Sabe você que ela me disse uma frase delicada, mas que era dura como uma pedra.  "Você será sempre o meu amigo mais querido V..." Aquela frase encerrou o baile para mim. Não pronunciei uma palavra a mais com minha irmã, minhas primas e amigos que estavam conosco. Marly percebendo a situação retirou-se mais cedo discretamente com uma amiga queixando-se de um resfriado.
A partir desse dia eu sentava aqui neste piano e durante horas tocava às vezes invariavelmente esta melodia. Nunca pude esquecer o quanto ela me trazia do sonho de Marly e do nosso amor nunca concretizado.
Senti tristeza pelo meu amigo. A partir deste dia escutava-o tocar My love for you em um silêncio religioso em respeito ao seu amor não correspondido, E Marly passou a fazer parte da minha lembrança através daquela melodia. Passaram-se os dias e passaram-se os anos. Estudamos e nos formamos. V... agora médico formado casara-se com uma amiga comum inclusive e foi para os Estados Unidos fazer um curso de extensão.
Como amigo da família que era visitava seus pais de quando em quando e em algum Natal cheguei a falar com V... pelo telefone. O tempo continuou a passar e um dia V... voltou.
Alguns dias após sua volta tornamos a nos encontrar. Foi num almoço no apartamento dos seus pais que agora moravam no Gonzaga.
Foi um almoço festivo. Reencontrei V..., a esposa e seus pais. Foi um almoço longo entremeado de muitos casos e estórias acontecidas  em Worcester onde meu amigo estivera alguns anos. Sentamo-nos depois pelos sofás do ambiente da sala em meio a vários álbuns de fotografias e seqüências de slides comentadas pelo próprio V...,
Uma descrição através de imagens da cidade de Worcester, pronuncia-se uster dizia de boca cheia, do campus universitário.

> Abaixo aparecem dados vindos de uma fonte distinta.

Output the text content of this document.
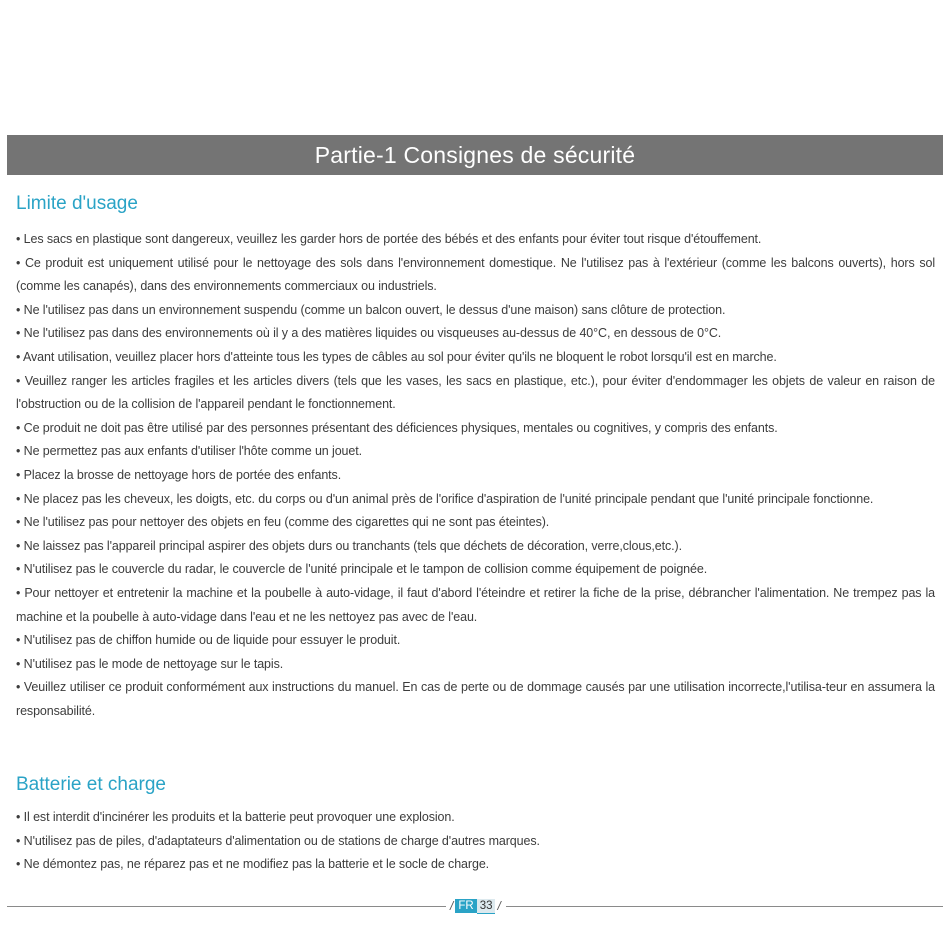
Partie-1 Consignes de sécurité
Limite d'usage
• Les sacs en plastique sont dangereux, veuillez les garder hors de portée des bébés et des enfants pour éviter tout risque d'étouffement.
• Ce produit est uniquement utilisé pour le nettoyage des sols dans l'environnement domestique. Ne l'utilisez pas à l'extérieur (comme les balcons ouverts), hors sol (comme les canapés), dans des environnements commerciaux ou industriels.
• Ne l'utilisez pas dans un environnement suspendu (comme un balcon ouvert, le dessus d'une maison) sans clôture de protection.
• Ne l'utilisez pas dans des environnements où il y a des matières liquides ou visqueuses au-dessus de 40°C, en dessous de 0°C.
• Avant utilisation, veuillez placer hors d'atteinte tous les types de câbles au sol pour éviter qu'ils ne bloquent le robot lorsqu'il est en marche.
• Veuillez ranger les articles fragiles et les articles divers (tels que les vases, les sacs en plastique, etc.), pour éviter d'endommager les objets de valeur en raison de l'obstruction ou de la collision de l'appareil pendant le fonctionnement.
• Ce produit ne doit pas être utilisé par des personnes présentant des déficiences physiques, mentales ou cognitives, y compris des enfants.
• Ne permettez pas aux enfants d'utiliser l'hôte comme un jouet.
• Placez la brosse de nettoyage hors de portée des enfants.
• Ne placez pas les cheveux, les doigts, etc. du corps ou d'un animal près de l'orifice d'aspiration de l'unité principale pendant que l'unité principale fonctionne.
• Ne l'utilisez pas pour nettoyer des objets en feu (comme des cigarettes qui ne sont pas éteintes).
• Ne laissez pas l'appareil principal aspirer des objets durs ou tranchants (tels que déchets de décoration, verre,clous,etc.).
• N'utilisez pas le couvercle du radar, le couvercle de l'unité principale et le tampon de collision comme équipement de poignée.
• Pour nettoyer et entretenir la machine et la poubelle à auto-vidage, il faut d'abord l'éteindre et retirer la fiche de la prise, débrancher l'alimentation. Ne trempez pas la machine et la poubelle à auto-vidage dans l'eau et ne les nettoyez pas avec de l'eau.
• N'utilisez pas de chiffon humide ou de liquide pour essuyer le produit.
• N'utilisez pas le mode de nettoyage sur le tapis.
• Veuillez utiliser ce produit conformément aux instructions du manuel. En cas de perte ou de dommage causés par une utilisation incorrecte,l'utilisa-teur en assumera la responsabilité.
Batterie et charge
• Il est interdit d'incinérer les produits et la batterie peut provoquer une explosion.
• N'utilisez pas de piles, d'adaptateurs d'alimentation ou de stations de charge d'autres marques.
• Ne démontez pas, ne réparez pas et ne modifiez pas la batterie et le socle de charge.
/ FR 33 /
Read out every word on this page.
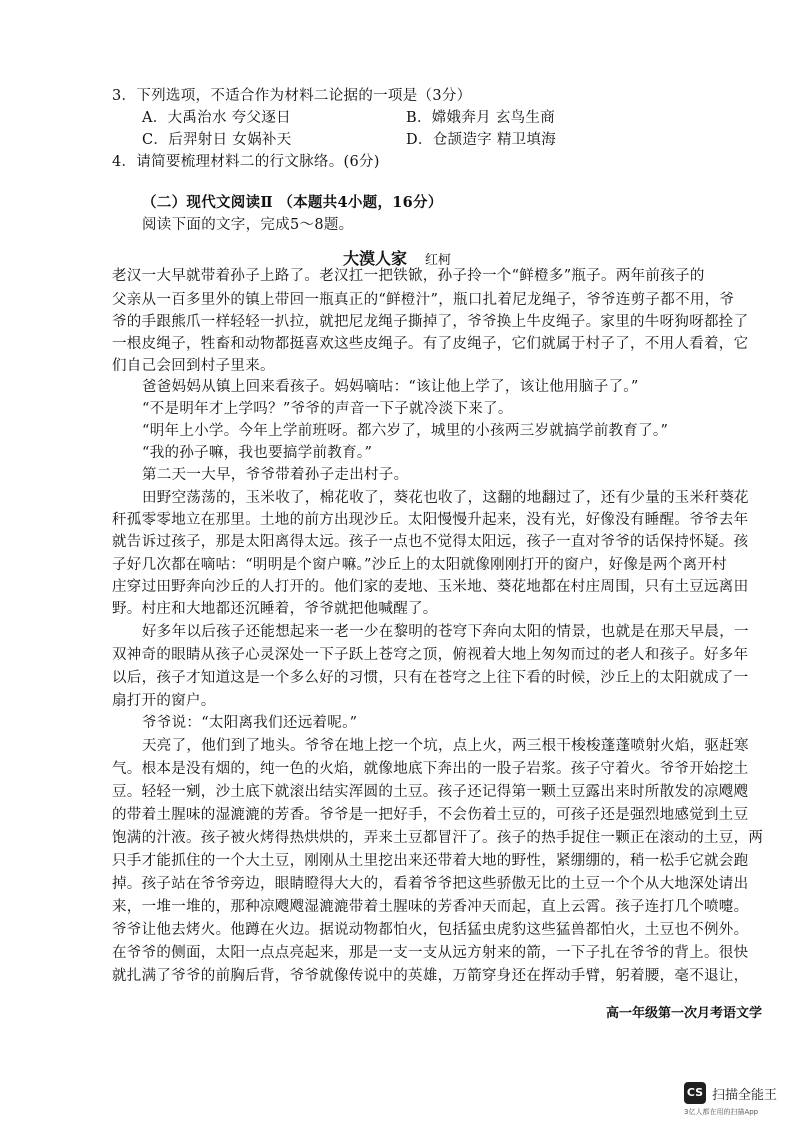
3．下列选项，不适合作为材料二论据的一项是（3分）
A．大禹治水 夸父逐日	B．嫦娥奔月 玄鸟生商
C．后羿射日 女娲补天	D．仓颉造字 精卫填海
4．请简要梳理材料二的行文脉络。(6分)
（二）现代文阅读Ⅱ （本题共4小题，16分）
阅读下面的文字，完成5～8题。
大漠人家 红柯
老汉一大早就带着孙子上路了。老汉扛一把铁锨，孙子拎一个“鲜橙多”瓶子。两年前孩子的
父亲从一百多里外的镇上带回一瓶真正的“鲜橙汁”，瓶口扎着尼龙绳子，爷爷连剪子都不用，爷
爷的手跟熊爪一样轻轻一扒拉，就把尼龙绳子撕掉了，爷爷换上牛皮绳子。家里的牛呀狗呀都拴了
一根皮绳子，牲畜和动物都挺喜欢这些皮绳子。有了皮绳子，它们就属于村子了，不用人看着，它
们自己会回到村子里来。
爸爸妈妈从镇上回来看孩子。妈妈嘀咕：“该让他上学了，该让他用脑子了。”
“不是明年才上学吗？”爷爷的声音一下子就冷淡下来了。
“明年上小学。今年上学前班呀。都六岁了，城里的小孩两三岁就搞学前教育了。”
“我的孙子嘛，我也要搞学前教育。”
第二天一大早，爷爷带着孙子走出村子。
田野空荡荡的，玉米收了，棉花收了，葵花也收了，这翻的地翻过了，还有少量的玉米秆葵花
秆孤零零地立在那里。土地的前方出现沙丘。太阳慢慢升起来，没有光，好像没有睡醒。爷爷去年
就告诉过孩子，那是太阳离得太远。孩子一点也不觉得太阳远，孩子一直对爷爷的话保持怀疑。孩
子好几次都在嘀咕：“明明是个窗户嘛。”沙丘上的太阳就像刚刚打开的窗户，好像是两个离开村
庄穿过田野奔向沙丘的人打开的。他们家的麦地、玉米地、葵花地都在村庄周围，只有土豆远离田
野。村庄和大地都还沉睡着，爷爷就把他喊醒了。
好多年以后孩子还能想起来一老一少在黎明的苍穹下奔向太阳的情景，也就是在那天早晨，一
双神奇的眼睛从孩子心灵深处一下子跃上苍穹之顶，俯视着大地上匆匆而过的老人和孩子。好多年
以后，孩子才知道这是一个多么好的习惯，只有在苍穹之上往下看的时候，沙丘上的太阳就成了一
扇打开的窗户。
爷爷说：“太阳离我们还远着呢。”
天亮了，他们到了地头。爷爷在地上挖一个坑，点上火，两三根干梭梭蓬蓬喷射火焰，驱赶寒
气。根本是没有烟的，纯一色的火焰，就像地底下奔出的一股子岩浆。孩子守着火。爷爷开始挖土
豆。轻轻一剜，沙土底下就滚出结实浑圆的土豆。孩子还记得第一颗土豆露出来时所散发的凉飕飕
的带着土腥味的湿漉漉的芳香。爷爷是一把好手，不会伤着土豆的，可孩子还是强烈地感觉到土豆
饱满的汁液。孩子被火烤得热烘烘的，弄来土豆都冒汗了。孩子的热手捉住一颗正在滚动的土豆，两
只手才能抓住的一个大土豆，刚刚从土里挖出来还带着大地的野性，紧绷绷的，稍一松手它就会跑
掉。孩子站在爷爷旁边，眼睛瞪得大大的，看着爷爷把这些骄傲无比的土豆一个个从大地深处请出
来，一堆一堆的，那种凉飕飕湿漉漉带着土腥味的芳香冲天而起，直上云霄。孩子连打几个喷嚏。
爷爷让他去烤火。他蹲在火边。据说动物都怕火，包括猛虫虎豹这些猛兽都怕火，土豆也不例外。
在爷爷的侧面，太阳一点点亮起来，那是一支一支从远方射来的箭，一下子扎在爷爷的背上。很快
就扎满了爷爷的前胸后背，爷爷就像传说中的英雄，万箭穿身还在挥动手臂，躬着腰，毫不退让，
高一年级第一次月考语文学
CS 扫描全能王
3亿人都在用的扫描App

Da casa onde ele e a esposa moravam, os amigos, vizinhos, cachorro, até as variações do colorido das folhas das arvores evidenciando as mudanças de estação do ano, tudo estava lá.

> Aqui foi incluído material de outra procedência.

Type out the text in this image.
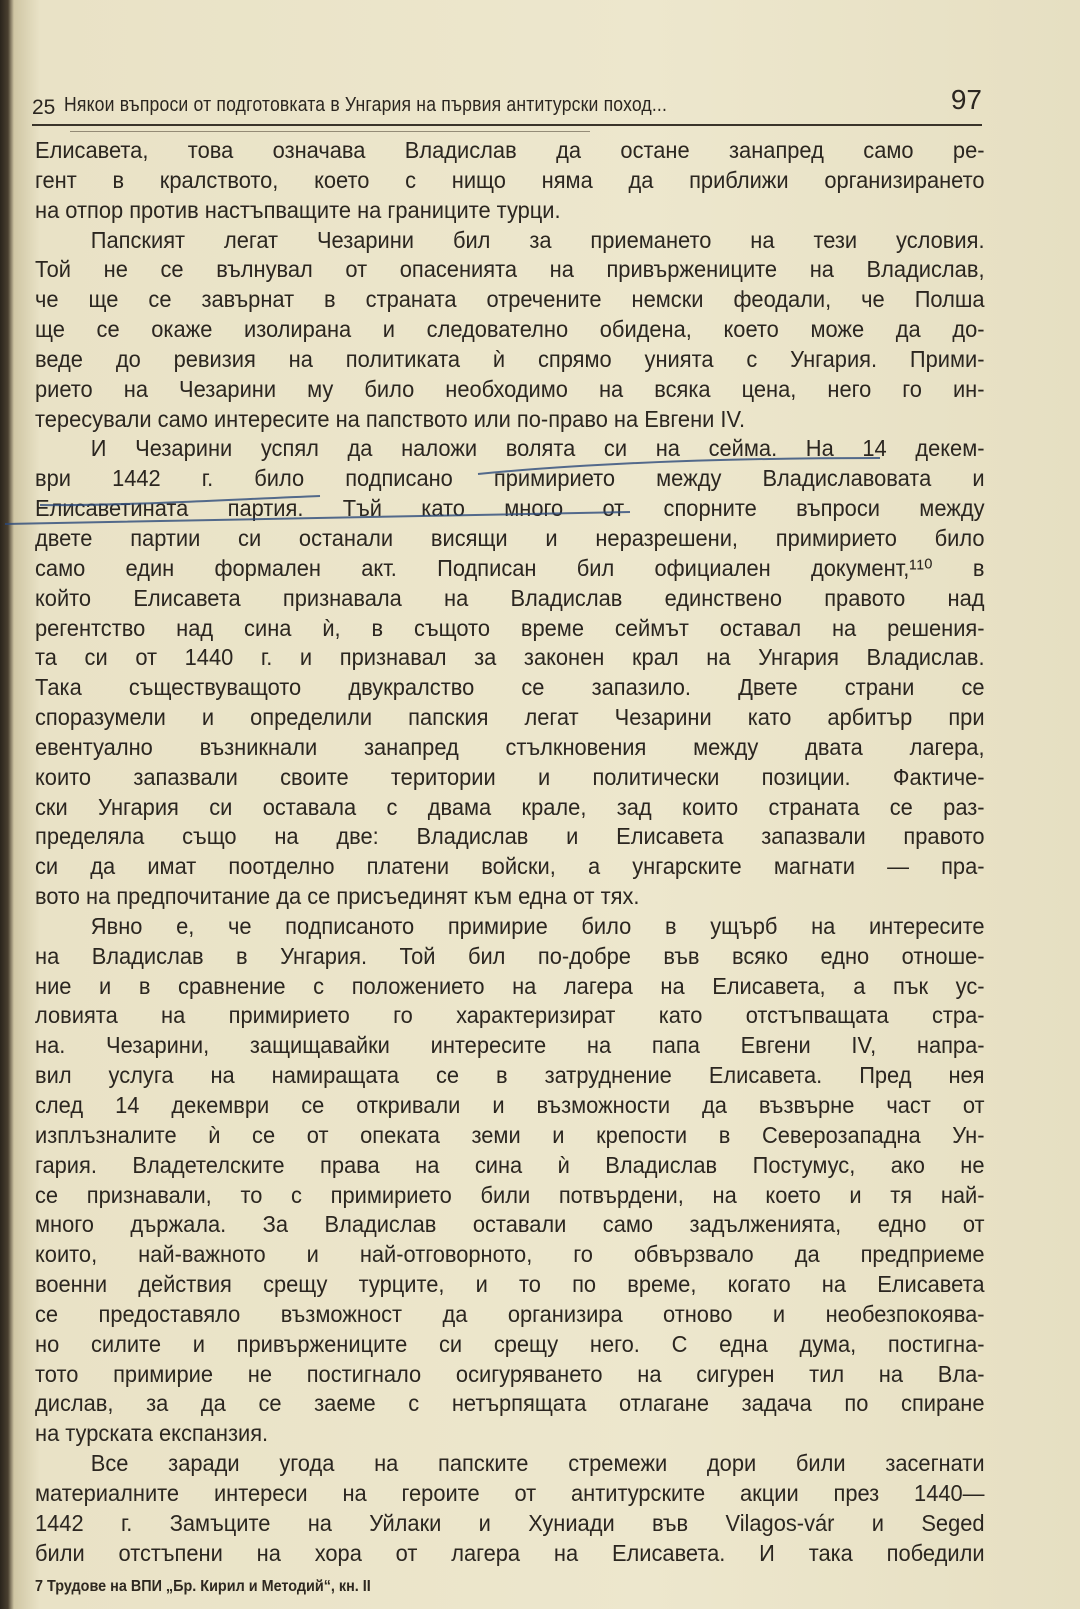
25 Някои въпроси от подготовката в Унгария на първия антитурски поход...	97
Елисавета, това означава Владислав да остане занапред само ре-
гент в кралството, което с нищо няма да приближи организирането
на отпор против настъпващите на границите турци.
Папският легат Чезарини бил за приемането на тези условия.
Той не се вълнувал от опасенията на привържениците на Владислав,
че ще се завърнат в страната отречените немски феодали, че Полша
ще се окаже изолирана и следователно обидена, което може да до-
веде до ревизия на политиката ѝ спрямо унията с Унгария. Прими-
рието на Чезарини му било необходимо на всяка цена, него го ин-
тересували само интересите на папството или по-право на Евгени IV.
И Чезарини успял да наложи волята си на сейма. На 14 декем-
ври 1442 г. било подписано примирието между Владиславовата и
Елисаветината партия. Тъй като много от спорните въпроси между
двете партии си останали висящи и неразрешени, примирието било
само един формален акт. Подписан бил официален документ,¹¹⁰ в
който Елисавета признавала на Владислав единствено правото над
регентство над сина ѝ, в същото време сеймът оставал на решения-
та си от 1440 г. и признавал за законен крал на Унгария Владислав.
Така съществуващото двукралство се запазило. Двете страни се
споразумели и определили папския легат Чезарини като арбитър при
евентуално възникнали занапред стълкновения между двата лагера,
които запазвали своите територии и политически позиции. Фактиче-
ски Унгария си оставала с двама крале, зад които страната се раз-
пределяла също на две: Владислав и Елисавета запазвали правото
си да имат поотделно платени войски, а унгарските магнати — пра-
вото на предпочитание да се присъединят към една от тях.
Явно е, че подписаното примирие било в ущърб на интересите
на Владислав в Унгария. Той бил по-добре във всяко едно отноше-
ние и в сравнение с положението на лагера на Елисавета, а пък ус-
ловията на примирието го характеризират като отстъпващата стра-
на. Чезарини, защищавайки интересите на папа Евгени IV, напра-
вил услуга на намиращата се в затруднение Елисавета. Пред нея
след 14 декември се откривали и възможности да възвърне част от
изплъзналите ѝ се от опеката земи и крепости в Северозападна Ун-
гария. Владетелските права на сина ѝ Владислав Постумус, ако не
се признавали, то с примирието били потвърдени, на което и тя най-
много държала. За Владислав оставали само задълженията, едно от
които, най-важното и най-отговорното, го обвързвало да предприеме
военни действия срещу турците, и то по време, когато на Елисавета
се предоставяло възможност да организира отново и необезпокоява-
но силите и привържениците си срещу него. С една дума, постигна-
тото примирие не постигнало осигуряването на сигурен тил на Вла-
дислав, за да се заеме с нетърпящата отлагане задача по спиране
на турската експанзия.
Все заради угода на папските стремежи дори били засегнати
материалните интереси на героите от антитурските акции през 1440—
1442 г. Замъците на Уйлаки и Хуниади във Vilagos-vár и Seged
били отстъпени на хора от лагера на Елисавета. И така победили
7 Трудове на ВПИ „Бр. Кирил и Методий“, кн. II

A tarde passou, Veio o licor, o café, os indefectíveis cigarros. A mãe de V... havia se retirado com a esposa dele e o pai estava as voltas com o manual em inglês de uma máquina Kodak. Ele então se sentou no piano e falou :
-Há tanto tempo que não toco neste piano. Nos Estados Unidos eu mais ouvia do que tocava. Pouquíssimas pessoas têm um piano em casa. Diga-me meu caro, o que você gostaria de ouvir? E sorriu para mim com o contumaz ar de superioridade.
Sem hesitar respondi:-My love for you. Quero ouvir My love for you!
V... olhou-me com um ar espantado e respondeu :-My love for you??? Não me lembro. Acho que não conheço esta música.
Eu não respondi porque fiquei mudo. Mudo de espanto e desespero...

 

P.S.

Encontrei-me casualmente com V... alguns meses atrás. Ele disse-me que havia estado alguns dias antes com Marly caminhando no passeio dos jardins da praia. Estava muito pálida e num fio de voz evidenciava uma fraqueza muito grande caminhando sem segurança. Contou-lhe que sofrera de uma leucemia galopante sem condições de reversão.    Ela faleceu alguns dias após este encontro.